D’accord, vu que c’est du polar, ce ne sera probablement pas beaucoup plus joyeux, mais bon, au moins, ça fait changement !

trois-fois-la-be%cc%82tePremière étape : Trois fois la bête de Zhanie Roy que j’ai lu il y a quelques semaines. C’est l’été 1935 dans un petit village du Québec; les journées sont chaudes, les familles nombreuses, le travail des champs rude. Un premier enfant est retrouvé assassiné, éventré ; puis un deuxième. Où est la bête qui les attaque ? En plus de la peur, la discorde s’installe ; le curé veut créer un nouveau cimetière, un hommage à Dieu ou peut-être plus un témoignage de son passage à lui, humble curé, sur cette terre. Mais tous ne sont pas d’accord sur son choix de lieu et un des hommes, fraîchement revenu des États-Unis, mène la fronde.

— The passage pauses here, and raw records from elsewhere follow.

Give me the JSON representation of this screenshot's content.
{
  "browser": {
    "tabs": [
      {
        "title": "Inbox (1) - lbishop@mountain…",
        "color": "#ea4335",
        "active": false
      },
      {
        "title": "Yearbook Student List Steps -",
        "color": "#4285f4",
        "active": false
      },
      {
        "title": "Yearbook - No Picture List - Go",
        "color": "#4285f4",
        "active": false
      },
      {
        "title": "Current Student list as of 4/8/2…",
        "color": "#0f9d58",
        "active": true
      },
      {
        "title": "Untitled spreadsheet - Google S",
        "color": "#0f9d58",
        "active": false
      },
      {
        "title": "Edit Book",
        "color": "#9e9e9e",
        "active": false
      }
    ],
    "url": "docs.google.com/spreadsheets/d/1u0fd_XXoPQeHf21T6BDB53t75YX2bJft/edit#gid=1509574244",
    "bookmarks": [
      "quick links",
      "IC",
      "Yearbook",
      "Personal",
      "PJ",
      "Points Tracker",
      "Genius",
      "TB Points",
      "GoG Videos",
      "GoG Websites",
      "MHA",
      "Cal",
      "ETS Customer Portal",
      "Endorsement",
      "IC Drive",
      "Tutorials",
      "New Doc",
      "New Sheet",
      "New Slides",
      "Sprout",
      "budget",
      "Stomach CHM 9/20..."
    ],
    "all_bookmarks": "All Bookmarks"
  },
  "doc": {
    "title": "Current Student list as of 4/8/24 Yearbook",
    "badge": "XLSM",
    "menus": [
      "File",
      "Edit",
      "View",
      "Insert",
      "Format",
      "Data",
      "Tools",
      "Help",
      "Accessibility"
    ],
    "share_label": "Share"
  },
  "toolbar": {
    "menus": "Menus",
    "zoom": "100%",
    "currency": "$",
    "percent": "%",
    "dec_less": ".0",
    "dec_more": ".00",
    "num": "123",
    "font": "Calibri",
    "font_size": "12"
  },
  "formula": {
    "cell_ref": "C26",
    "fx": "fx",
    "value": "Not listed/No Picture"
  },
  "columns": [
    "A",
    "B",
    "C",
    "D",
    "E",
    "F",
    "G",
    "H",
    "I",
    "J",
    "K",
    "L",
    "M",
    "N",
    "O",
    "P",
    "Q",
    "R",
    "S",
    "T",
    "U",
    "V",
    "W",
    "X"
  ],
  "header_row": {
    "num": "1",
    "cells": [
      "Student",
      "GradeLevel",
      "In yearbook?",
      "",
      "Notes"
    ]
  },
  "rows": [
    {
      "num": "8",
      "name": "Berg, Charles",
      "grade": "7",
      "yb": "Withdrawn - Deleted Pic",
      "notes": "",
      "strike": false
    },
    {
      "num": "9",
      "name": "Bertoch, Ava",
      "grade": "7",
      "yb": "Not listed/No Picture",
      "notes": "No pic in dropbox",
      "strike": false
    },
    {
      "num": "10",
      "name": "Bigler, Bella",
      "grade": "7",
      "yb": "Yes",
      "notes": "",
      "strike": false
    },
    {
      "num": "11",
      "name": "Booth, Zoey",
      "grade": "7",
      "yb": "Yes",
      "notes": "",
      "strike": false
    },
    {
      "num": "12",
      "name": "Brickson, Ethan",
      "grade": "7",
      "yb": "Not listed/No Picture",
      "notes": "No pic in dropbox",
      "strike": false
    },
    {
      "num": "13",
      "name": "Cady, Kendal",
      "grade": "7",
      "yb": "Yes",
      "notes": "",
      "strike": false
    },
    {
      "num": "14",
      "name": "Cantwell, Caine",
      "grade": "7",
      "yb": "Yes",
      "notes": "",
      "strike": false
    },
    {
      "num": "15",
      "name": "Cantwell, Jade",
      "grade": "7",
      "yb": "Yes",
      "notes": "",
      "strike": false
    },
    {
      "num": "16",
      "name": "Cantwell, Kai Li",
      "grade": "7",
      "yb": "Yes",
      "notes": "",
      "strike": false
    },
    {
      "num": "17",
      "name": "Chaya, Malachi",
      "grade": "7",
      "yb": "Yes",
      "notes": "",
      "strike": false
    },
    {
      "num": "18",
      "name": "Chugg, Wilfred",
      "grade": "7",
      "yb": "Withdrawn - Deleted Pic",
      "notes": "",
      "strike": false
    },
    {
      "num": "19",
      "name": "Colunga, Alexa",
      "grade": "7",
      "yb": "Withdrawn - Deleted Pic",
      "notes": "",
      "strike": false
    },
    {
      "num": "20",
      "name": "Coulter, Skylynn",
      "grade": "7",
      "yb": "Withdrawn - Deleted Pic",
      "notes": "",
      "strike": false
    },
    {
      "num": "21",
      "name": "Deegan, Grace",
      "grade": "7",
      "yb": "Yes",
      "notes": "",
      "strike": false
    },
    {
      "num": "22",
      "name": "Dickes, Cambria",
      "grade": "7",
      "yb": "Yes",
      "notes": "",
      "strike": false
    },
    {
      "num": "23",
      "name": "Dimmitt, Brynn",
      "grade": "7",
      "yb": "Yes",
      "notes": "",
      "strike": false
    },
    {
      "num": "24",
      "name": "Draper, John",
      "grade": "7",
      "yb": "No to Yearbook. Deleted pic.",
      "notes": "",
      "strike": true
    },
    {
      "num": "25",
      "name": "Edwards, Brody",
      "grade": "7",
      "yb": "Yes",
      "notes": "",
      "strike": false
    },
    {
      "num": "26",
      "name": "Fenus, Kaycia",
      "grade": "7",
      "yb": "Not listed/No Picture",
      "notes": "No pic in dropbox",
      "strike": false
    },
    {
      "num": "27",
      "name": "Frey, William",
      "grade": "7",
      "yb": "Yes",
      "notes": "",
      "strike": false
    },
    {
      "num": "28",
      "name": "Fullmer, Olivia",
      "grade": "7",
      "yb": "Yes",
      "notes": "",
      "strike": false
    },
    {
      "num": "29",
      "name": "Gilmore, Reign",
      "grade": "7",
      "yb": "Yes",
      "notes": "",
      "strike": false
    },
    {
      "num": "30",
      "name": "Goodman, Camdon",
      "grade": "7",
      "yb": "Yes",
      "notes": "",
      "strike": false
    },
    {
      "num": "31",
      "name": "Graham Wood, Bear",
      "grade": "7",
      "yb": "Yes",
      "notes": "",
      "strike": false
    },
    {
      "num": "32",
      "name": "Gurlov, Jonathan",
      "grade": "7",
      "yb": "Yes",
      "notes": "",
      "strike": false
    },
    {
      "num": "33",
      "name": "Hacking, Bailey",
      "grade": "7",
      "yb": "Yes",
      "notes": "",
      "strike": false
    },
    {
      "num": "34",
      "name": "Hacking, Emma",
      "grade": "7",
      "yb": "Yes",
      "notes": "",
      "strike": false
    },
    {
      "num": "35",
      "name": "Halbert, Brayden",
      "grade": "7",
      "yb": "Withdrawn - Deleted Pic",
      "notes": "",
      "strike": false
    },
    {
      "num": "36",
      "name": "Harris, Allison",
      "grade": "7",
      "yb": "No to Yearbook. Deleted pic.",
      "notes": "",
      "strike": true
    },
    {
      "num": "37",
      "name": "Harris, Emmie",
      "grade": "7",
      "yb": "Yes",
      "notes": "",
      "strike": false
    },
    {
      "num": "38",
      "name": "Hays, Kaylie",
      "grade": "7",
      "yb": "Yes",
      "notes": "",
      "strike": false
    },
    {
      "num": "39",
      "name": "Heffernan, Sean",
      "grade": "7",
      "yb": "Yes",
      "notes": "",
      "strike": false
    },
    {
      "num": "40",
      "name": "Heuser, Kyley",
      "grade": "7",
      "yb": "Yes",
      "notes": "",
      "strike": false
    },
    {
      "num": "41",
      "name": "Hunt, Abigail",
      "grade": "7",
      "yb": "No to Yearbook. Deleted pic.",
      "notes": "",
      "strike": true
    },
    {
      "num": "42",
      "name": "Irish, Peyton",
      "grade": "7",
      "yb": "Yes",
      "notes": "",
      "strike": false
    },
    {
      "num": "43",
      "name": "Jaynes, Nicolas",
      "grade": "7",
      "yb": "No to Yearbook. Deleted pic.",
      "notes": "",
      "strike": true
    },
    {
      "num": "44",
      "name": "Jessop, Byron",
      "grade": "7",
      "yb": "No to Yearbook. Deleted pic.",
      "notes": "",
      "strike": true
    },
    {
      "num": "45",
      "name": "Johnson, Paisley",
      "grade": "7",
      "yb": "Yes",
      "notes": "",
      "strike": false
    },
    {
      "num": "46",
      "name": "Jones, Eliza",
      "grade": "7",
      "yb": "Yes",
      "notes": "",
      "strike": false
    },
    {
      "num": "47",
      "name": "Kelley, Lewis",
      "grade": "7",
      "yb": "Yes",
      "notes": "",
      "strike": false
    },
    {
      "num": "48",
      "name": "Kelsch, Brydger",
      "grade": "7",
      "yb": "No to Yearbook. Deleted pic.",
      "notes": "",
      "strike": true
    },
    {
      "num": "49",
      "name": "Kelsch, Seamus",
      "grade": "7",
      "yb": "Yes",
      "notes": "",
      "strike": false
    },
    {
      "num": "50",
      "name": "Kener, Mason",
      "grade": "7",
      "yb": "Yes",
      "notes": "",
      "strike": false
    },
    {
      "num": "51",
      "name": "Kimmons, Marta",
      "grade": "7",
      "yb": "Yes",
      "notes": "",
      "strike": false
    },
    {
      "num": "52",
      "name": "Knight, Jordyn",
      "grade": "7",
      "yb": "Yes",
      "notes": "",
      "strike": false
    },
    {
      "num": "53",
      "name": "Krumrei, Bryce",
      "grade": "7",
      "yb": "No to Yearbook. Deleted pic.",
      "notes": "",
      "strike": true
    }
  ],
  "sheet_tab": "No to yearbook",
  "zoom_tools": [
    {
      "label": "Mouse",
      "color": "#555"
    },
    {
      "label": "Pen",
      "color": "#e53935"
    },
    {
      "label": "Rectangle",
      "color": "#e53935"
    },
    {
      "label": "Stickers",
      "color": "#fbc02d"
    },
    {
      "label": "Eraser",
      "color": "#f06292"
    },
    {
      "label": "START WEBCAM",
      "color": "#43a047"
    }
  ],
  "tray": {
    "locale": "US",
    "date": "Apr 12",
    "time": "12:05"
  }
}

Zhanie Roy écrit bien cette idée de peur, on voit la suspicion s’installer dans la tête des villageois. Et si la bête n’était pas un loup affamé par l’été ? Et si le coupable était l’un d’entre eux ? Elle montre aussi très bien les débuts de la rébellion contre l’église. Tout d’un coup, le curé n’est plus l’unique pouvoir, des hommes osent se lever et répondre, avoir un avis différent.

Trois fois la bête est un roman noir. Ici, pas d’enquête, le but n’est pas de démasquer le coupable, homme ou animal, mais bien de montrer la crainte et comment réagit une communauté lorsque le drame frappe. Et tout cela, Zhanie Roy le fait très bien. J’ai été déçue par la résolution, à mes yeux un peu facile, et des motifs de meurtres légers, mais la qualité du roman demeure.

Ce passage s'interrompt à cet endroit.